Hex2vec -- Context-Aware Embedding H3 Hexagons with OpenStreetMap Tags
This work addresses the need for context-aware embeddings of geographic data for urban planning and analysis, but it is incremental as it adapts existing NLP methods to a new domain.
The paper tackled the problem of learning vector representations for urban regions based on OpenStreetMap tags to detect similarities and infer land-use patterns, resulting in semantic structures akin to language models and enabling region typology through clustering.

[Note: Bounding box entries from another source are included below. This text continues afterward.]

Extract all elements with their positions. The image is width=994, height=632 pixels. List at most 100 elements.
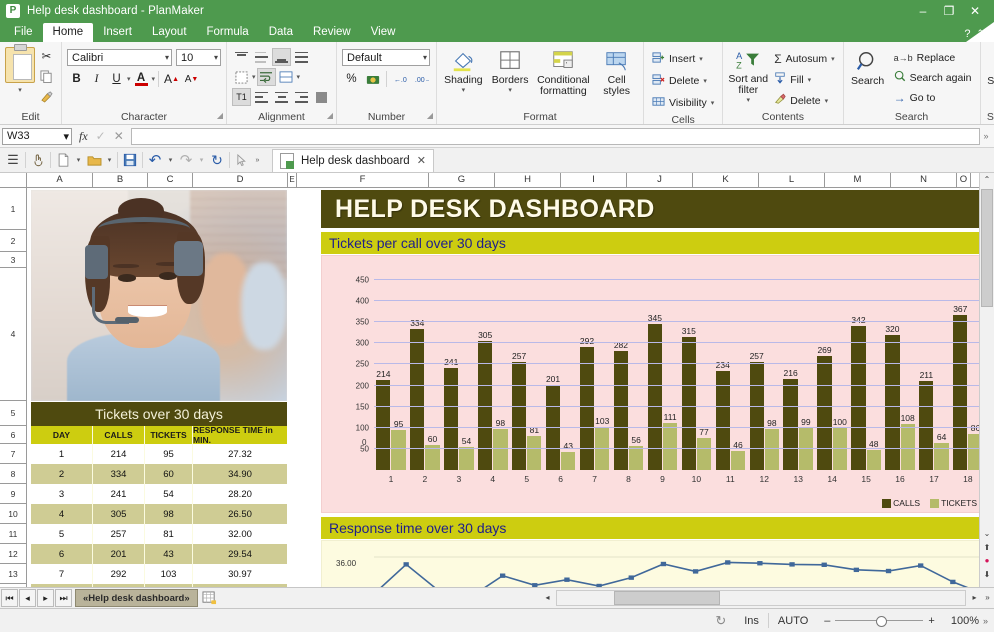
save-icon[interactable] [120,150,140,170]
number-format-combo[interactable]: Default ▾ [342,49,430,66]
open-folder-caret-icon[interactable]: ▾ [104,150,115,170]
row-header-14[interactable]: 14 [0,584,26,587]
zoom-slider-knob[interactable] [876,616,887,627]
search-again-button[interactable]: Search again [891,68,975,87]
column-header-a[interactable]: A [27,173,93,187]
wrap-text-icon[interactable] [257,68,276,86]
table-row[interactable]: 12149527.32 [31,444,287,464]
table-row[interactable]: 32415428.20 [31,484,287,504]
previous-object-icon[interactable]: ⬆ [981,541,993,553]
column-header-d[interactable]: D [193,173,288,187]
row-header-5[interactable]: 5 [0,401,26,426]
cell-styles-button[interactable]: Cell styles [595,47,638,97]
align-bottom-icon[interactable] [272,48,291,66]
minimize-button[interactable]: – [910,0,936,22]
column-header-m[interactable]: M [825,173,891,187]
column-header-i[interactable]: I [561,173,627,187]
row-header-6[interactable]: 6 [0,426,26,444]
font-color-button[interactable]: A [132,70,151,88]
last-sheet-button[interactable]: ⏭ [55,589,72,607]
accept-formula-icon[interactable]: ✓ [96,129,106,143]
help-button[interactable]: ? [964,28,976,42]
merge-cells-caret-icon[interactable]: ▾ [297,73,301,81]
align-left-icon[interactable] [252,88,271,106]
scroll-right-icon[interactable]: ▸ [968,591,981,605]
align-center-icon[interactable] [272,88,291,106]
percent-format-button[interactable]: % [342,70,361,88]
table-row[interactable]: 43059826.50 [31,504,287,524]
close-icon[interactable]: ✕ [962,0,988,22]
underline-button[interactable]: U [107,70,126,88]
table-row[interactable]: 62014329.54 [31,544,287,564]
copy-icon[interactable] [37,67,56,85]
row-header-3[interactable]: 3 [0,252,26,268]
table-row[interactable]: 82825635.60 [31,584,287,587]
align-justify-vertical-icon[interactable] [292,48,311,66]
row-header-13[interactable]: 13 [0,564,26,584]
table-row[interactable]: 23346034.90 [31,464,287,484]
tab-formula[interactable]: Formula [197,23,259,42]
tab-view[interactable]: View [361,23,406,42]
add-sheet-icon[interactable] [200,589,219,607]
align-middle-icon[interactable] [252,48,271,66]
select-all-button[interactable]: Select all [986,48,994,87]
response-time-chart[interactable]: 36.00 34.00 [321,540,994,587]
formula-bar-expand-icon[interactable]: » [980,131,992,141]
sort-and-filter-caret-icon[interactable]: ▾ [746,96,750,104]
add-decimal-icon[interactable]: ←.0 [391,70,410,88]
autosum-button[interactable]: Σ Autosum ▾ [771,50,837,68]
shrink-font-button[interactable]: A▼ [182,70,201,88]
shading-caret-icon[interactable]: ▾ [462,86,466,94]
scroll-left-icon[interactable]: ◂ [541,591,554,605]
align-right-icon[interactable] [292,88,311,106]
replace-button[interactable]: a→b Replace [891,50,975,66]
column-header-o[interactable]: O [957,173,971,187]
horizontal-scrollbar[interactable] [556,590,966,606]
borders-quick-caret-icon[interactable]: ▾ [252,73,256,81]
scroll-down-icon[interactable]: ⌄ [981,527,993,539]
collapse-ribbon-button[interactable]: ⌃ [976,28,994,42]
merge-cells-icon[interactable] [277,68,296,86]
borders-button[interactable]: Borders ▾ [489,47,532,94]
cells-region[interactable]: Tickets over 30 days DAY CALLS TICKETS R… [27,188,994,587]
row-header-9[interactable]: 9 [0,484,26,504]
pointer-icon[interactable] [232,150,252,170]
row-header-12[interactable]: 12 [0,544,26,564]
borders-quick-icon[interactable] [232,68,251,86]
conditional-formatting-button[interactable]: ′ Conditional formatting [536,47,592,97]
select-all-corner[interactable] [0,173,27,187]
row-header-10[interactable]: 10 [0,504,26,524]
new-document-icon[interactable] [53,150,73,170]
borders-caret-icon[interactable]: ▾ [508,86,512,94]
first-sheet-button[interactable]: ⏮ [1,589,18,607]
table-row[interactable]: 52578132.00 [31,524,287,544]
touch-mode-icon[interactable] [28,150,48,170]
select-object-icon[interactable]: ● [981,554,993,566]
undo-caret-icon[interactable]: ▾ [165,150,176,170]
font-size-combo[interactable]: 10 ▾ [176,49,221,66]
tab-insert[interactable]: Insert [93,23,142,42]
new-document-caret-icon[interactable]: ▾ [73,150,84,170]
horizontal-scroll-thumb[interactable] [614,591,720,605]
dialog-launcher-icon[interactable]: ◢ [327,109,333,123]
grow-font-button[interactable]: A▲ [162,70,181,88]
table-row[interactable]: 729210330.97 [31,564,287,584]
row-header-1[interactable]: 1 [0,188,26,230]
column-header-e[interactable]: E [288,173,297,187]
column-header-j[interactable]: J [627,173,693,187]
vertical-scroll-thumb[interactable] [981,189,993,307]
search-button[interactable]: Search [849,48,887,87]
insert-cells-button[interactable]: Insert ▾ [649,49,706,69]
formula-input[interactable] [131,128,980,145]
tickets-per-call-chart[interactable]: 2149533460241543059825781201432921032825… [321,255,994,513]
tab-file[interactable]: File [4,23,43,42]
tab-layout[interactable]: Layout [142,23,197,42]
fill-align-icon[interactable] [312,88,331,106]
paste-icon[interactable] [5,47,35,83]
tab-review[interactable]: Review [303,23,361,42]
column-header-k[interactable]: K [693,173,759,187]
currency-icon[interactable] [363,70,382,88]
column-header-c[interactable]: C [148,173,193,187]
column-header-b[interactable]: B [93,173,148,187]
fill-button[interactable]: Fill ▾ [771,70,837,89]
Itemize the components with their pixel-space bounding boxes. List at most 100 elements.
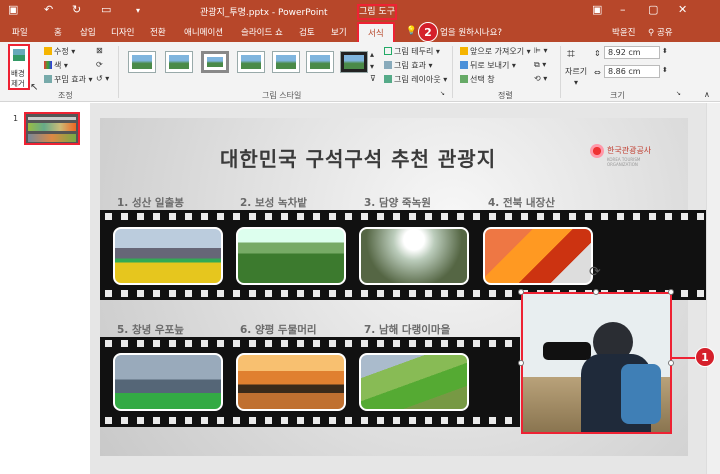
bring-forward-icon bbox=[460, 47, 468, 55]
crop-button[interactable]: 자르기 bbox=[565, 66, 587, 77]
photo-seongsan[interactable] bbox=[113, 227, 223, 285]
picture-effects-label: 그림 효과 bbox=[394, 61, 426, 70]
maximize-icon[interactable]: ▢ bbox=[648, 3, 658, 16]
resize-handle-top-left[interactable] bbox=[518, 289, 524, 295]
group-objects-icon[interactable]: ⧉ ▾ bbox=[534, 60, 546, 70]
tab-home[interactable]: 홈 bbox=[54, 26, 62, 38]
ribbon-display-icon[interactable]: ▣ bbox=[592, 3, 602, 16]
width-spin-icon[interactable]: ⬍ bbox=[662, 66, 668, 74]
group-separator bbox=[118, 46, 119, 98]
send-backward-button[interactable]: 뒤로 보내기 ▾ bbox=[460, 60, 516, 71]
slide-thumbnail-1[interactable] bbox=[24, 112, 80, 145]
tell-me-box[interactable]: 업을 원하시나요? bbox=[440, 26, 502, 38]
redo-icon[interactable]: ↻ bbox=[72, 3, 81, 16]
picture-border-icon bbox=[384, 47, 392, 55]
customize-qat-icon[interactable]: ▾ bbox=[136, 6, 140, 15]
caption-1: 1. 성산 일출봉 bbox=[117, 197, 184, 209]
resize-handle-left[interactable] bbox=[518, 360, 524, 366]
group-label-arrange: 정렬 bbox=[498, 91, 513, 100]
ribbon-tab-bar: 파일 홈 삽입 디자인 전환 애니메이션 슬라이드 쇼 검토 보기 서식 💡 업… bbox=[0, 22, 720, 42]
tourism-logo: 한국관광공사 KOREA TOURISM ORGANIZATION bbox=[590, 141, 660, 169]
picture-effects-button[interactable]: 그림 효과 ▾ bbox=[384, 60, 433, 71]
rotate-handle-icon[interactable]: ⟳ bbox=[589, 264, 601, 280]
remove-background-icon bbox=[13, 49, 25, 61]
picture-border-label: 그림 테두리 bbox=[394, 47, 434, 56]
tab-view[interactable]: 보기 bbox=[331, 26, 347, 38]
corrections-button[interactable]: 수정 ▾ bbox=[44, 46, 75, 57]
picture-style-2[interactable] bbox=[165, 51, 193, 73]
width-field[interactable]: 8.86 cm bbox=[604, 65, 660, 78]
tab-review[interactable]: 검토 bbox=[299, 26, 315, 38]
remove-background-button[interactable]: 배경 제거 bbox=[8, 44, 30, 90]
picture-border-button[interactable]: 그림 테두리 ▾ bbox=[384, 46, 440, 57]
picture-effects-icon bbox=[384, 61, 392, 69]
group-label-size: 크기 bbox=[610, 91, 625, 100]
tab-file[interactable]: 파일 bbox=[12, 26, 28, 38]
reset-picture-icon[interactable]: ↺ ▾ bbox=[96, 74, 109, 83]
tab-insert[interactable]: 삽입 bbox=[80, 26, 96, 38]
minimize-icon[interactable]: – bbox=[620, 3, 626, 16]
resize-handle-right[interactable] bbox=[668, 360, 674, 366]
styles-more-icon[interactable]: ⊽ bbox=[370, 74, 376, 83]
caption-2: 2. 보성 녹차밭 bbox=[240, 197, 307, 209]
compress-pictures-icon[interactable]: ⊠ bbox=[96, 46, 103, 55]
height-field[interactable]: 8.92 cm bbox=[604, 46, 660, 59]
styles-scroll-up-icon[interactable]: ▴ bbox=[370, 50, 374, 59]
tab-design[interactable]: 디자인 bbox=[111, 26, 134, 38]
rotate-icon[interactable]: ⟲ ▾ bbox=[534, 74, 547, 83]
picture-style-5[interactable] bbox=[272, 51, 300, 73]
slide-title[interactable]: 대한민국 구석구석 추천 관광지 bbox=[220, 143, 496, 172]
picture-style-6[interactable] bbox=[306, 51, 334, 73]
tab-animations[interactable]: 애니메이션 bbox=[184, 26, 223, 38]
callout-2: 2 bbox=[418, 22, 438, 42]
save-icon[interactable]: ▣ bbox=[8, 3, 18, 16]
resize-handle-top-right[interactable] bbox=[668, 289, 674, 295]
tab-transitions[interactable]: 전환 bbox=[150, 26, 166, 38]
bring-forward-button[interactable]: 앞으로 가져오기 ▾ bbox=[460, 46, 531, 57]
tab-format[interactable]: 서식 bbox=[357, 22, 395, 42]
callout-1: 1 bbox=[695, 347, 715, 367]
slideshow-icon[interactable]: ▭ bbox=[101, 3, 111, 16]
share-label: 공유 bbox=[656, 28, 673, 38]
share-button[interactable]: ⚲ 공유 bbox=[648, 26, 673, 38]
color-button[interactable]: 색 ▾ bbox=[44, 60, 68, 71]
send-backward-label: 뒤로 보내기 bbox=[470, 61, 510, 70]
width-icon: ⇔ bbox=[594, 68, 601, 77]
change-picture-icon[interactable]: ⟳ bbox=[96, 60, 103, 69]
picture-style-7[interactable] bbox=[340, 51, 368, 73]
photo-darangi[interactable] bbox=[359, 353, 469, 411]
photo-upo[interactable] bbox=[113, 353, 223, 411]
picture-style-4[interactable] bbox=[237, 51, 265, 73]
align-icon[interactable]: ⊫ ▾ bbox=[534, 46, 548, 55]
close-icon[interactable]: ✕ bbox=[678, 3, 687, 16]
color-icon bbox=[44, 61, 52, 69]
photo-boseong[interactable] bbox=[236, 227, 346, 285]
group-separator bbox=[560, 46, 561, 98]
styles-dialog-launcher-icon[interactable]: ↘ bbox=[440, 90, 445, 97]
undo-icon[interactable]: ↶ bbox=[44, 3, 53, 16]
group-separator bbox=[452, 46, 453, 98]
artistic-effects-button[interactable]: 꾸밈 효과 ▾ bbox=[44, 74, 93, 85]
user-name[interactable]: 박윤진 bbox=[612, 26, 635, 38]
size-dialog-launcher-icon[interactable]: ↘ bbox=[676, 90, 681, 97]
picture-style-3[interactable] bbox=[201, 51, 229, 73]
crop-icon[interactable]: ⌗ bbox=[567, 46, 575, 62]
styles-scroll-down-icon[interactable]: ▾ bbox=[370, 62, 374, 71]
resize-handle-top[interactable] bbox=[593, 289, 599, 295]
height-icon: ⇕ bbox=[594, 49, 601, 58]
slide-thumbnail-panel bbox=[0, 103, 90, 474]
photo-damyang[interactable] bbox=[359, 227, 469, 285]
photo-dumulmeori[interactable] bbox=[236, 353, 346, 411]
picture-style-1[interactable] bbox=[128, 51, 156, 73]
tab-slideshow[interactable]: 슬라이드 쇼 bbox=[241, 26, 283, 38]
photo-naejangsan[interactable] bbox=[483, 227, 593, 285]
selected-photographer-image[interactable] bbox=[521, 292, 672, 434]
selection-pane-button[interactable]: 선택 창 bbox=[460, 74, 495, 85]
group-label-adjust: 조정 bbox=[58, 91, 73, 100]
height-spin-icon[interactable]: ⬍ bbox=[662, 47, 668, 55]
vertical-scrollbar[interactable] bbox=[706, 103, 720, 474]
bring-forward-label: 앞으로 가져오기 bbox=[470, 47, 525, 56]
collapse-ribbon-icon[interactable]: ∧ bbox=[704, 90, 710, 99]
crop-dropdown-icon[interactable]: ▾ bbox=[574, 78, 578, 87]
picture-layout-button[interactable]: 그림 레이아웃 ▾ bbox=[384, 74, 447, 85]
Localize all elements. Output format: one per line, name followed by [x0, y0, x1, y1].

Representation learning of spatial and geographic data is a rapidly developing field which allows for similarity detection between areas and high-quality inference using deep neural networks. Past approaches however concentrated on embedding raster imagery (maps, street or satellite photos), mobility data or road networks. In this paper we propose the first approach to learning vector representations of OpenStreetMap regions with respect to urban functions and land-use in a micro-region grid. We identify a subset of OSM tags related to major characteristics of land-use, building and urban region functions, types of water, green or other natural areas. Through manual verification of tagging quality, we selected 36 cities were for training region representations. Uber's H3 index was used to divide the cities into hexagons, and OSM tags were aggregated for each hexagon. We propose the hex2vec method based on the Skip-gram model with negative sampling. The resulting vector representations showcase semantic structures of the map characteristics, similar to ones found in vector-based language models. We also present insights from region similarity detection in six Polish cities and propose a region typology obtained through agglomerative clustering.